Neutralidad y relaciones institucionales
El segundo gran eje de su programa es de carácter institucional. Montalvo, aunque valora como necesaria una buena relación con la Comunidad de Madrid, clave en materia de turno de oficio, critica el distanciamiento con el Ministerio de Justicia derivado de las decisiones de la anterior Junta de Gobierno. “Como institución no podemos escorarnos. Tenemos que tener buenas relaciones con todos”, sostiene.
De hecho, el candidato se muestra contrario ante el uso partidista de la institución: "El Colegio no está para hacer política, está para defender a los procuradores" Además, advierte de que “las reformas legislativas vienen del Ministerio”, por lo que la ausencia de diálogo tan solo perjudica al colectivo en su capacidad de influencia sobre decisiones que le afectan directamente.
Si también es cierto que el interlocutor formal con el Ministerio es el Consejo General y no el Colegio de Madrid, Montalvo defiende que una actitud más proactiva para trasladar propuestas y recuperar puentes puede ser clave, teniendo en cuenta que el de la capital es el más numeroso de todos.
Más funciones para la procura
Otra de las ambiciones del candidato es ampliar las competencias de los procuradores, especialmente en el ámbito de las ejecuciones judiciales (dinero depositado en los juzgados). Una posible solución ante los eternos procesos burocráticos que ralentizan el funcionamiento de la Justicia.
“Podemos ayudar a los letrados de la Administración de justicia a descongestionar procedimientos. Hay casos en los que se registran retrasos de más de diez años. Estamos capacitados para asumir más funciones”, asegura.
"Hay casos en los que se registran retrasos de más de diez años"
Hablando de la mayor irrupción de la década, la inteligencia artificial, Montalvo se muestra optimista y pragmático: “Su impacto en el ámbito judicial está siendo mayor en la abogacía que en la procura. Para nosotros puede ser una herramienta que agilice nuestro trabajo”.
Clima de tensión
Junto a Francisco Montalvo, Noel Dorremochea y Carmen Giménez completan la lista de candidatos a las elecciones.

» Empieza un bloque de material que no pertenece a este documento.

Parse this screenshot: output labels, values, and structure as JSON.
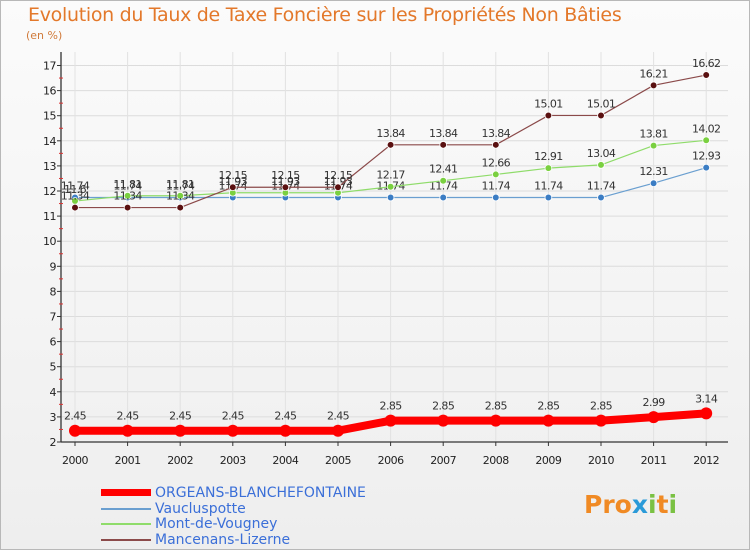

Los otros dos, fuertemente vinculados a la etapa anterior, han protagonizado durante la campaña impugnaciones cruzadas.
Todo comenzó con la impugnación de Dorremochea a la lista de Giménez alegando que se superaba el número permitido de mujeres en su equipo. Ante este clima de tensión, han acabado concurriendo por separado y más enfrentados que nunca.
Por su parte, Montalvo asegura que el clima es tenso, pero que ni él ni su equipo entran en esa guerra. “Yo tengo buena relación con ambos, por lo que yo en sus problemas no me voy a meter. Estoy a otras cosas”.
"Yo en sus problemas no me voy a meter. Estoy a otras cosas"
Quizás sea por lo animada que está siendo la campaña o el deseo del cambio, pero uno de los datos más destacables está siendo la alta participación entre los colegiados. Según señala Montalvo, con un censo aproximado de 1.400 ejercientes, más de 800 ya se habrían pronunciado entre correo y voto presencial anticipado, una cifra inédita. “Se palpan la ilusión y las ganas”, asegura.
De momento las cartas están echadas, aunque la semana que viene promete ser decisiva: los colegiados deberán elegir el rumbo no solo de su institución, sino también el de su profesión.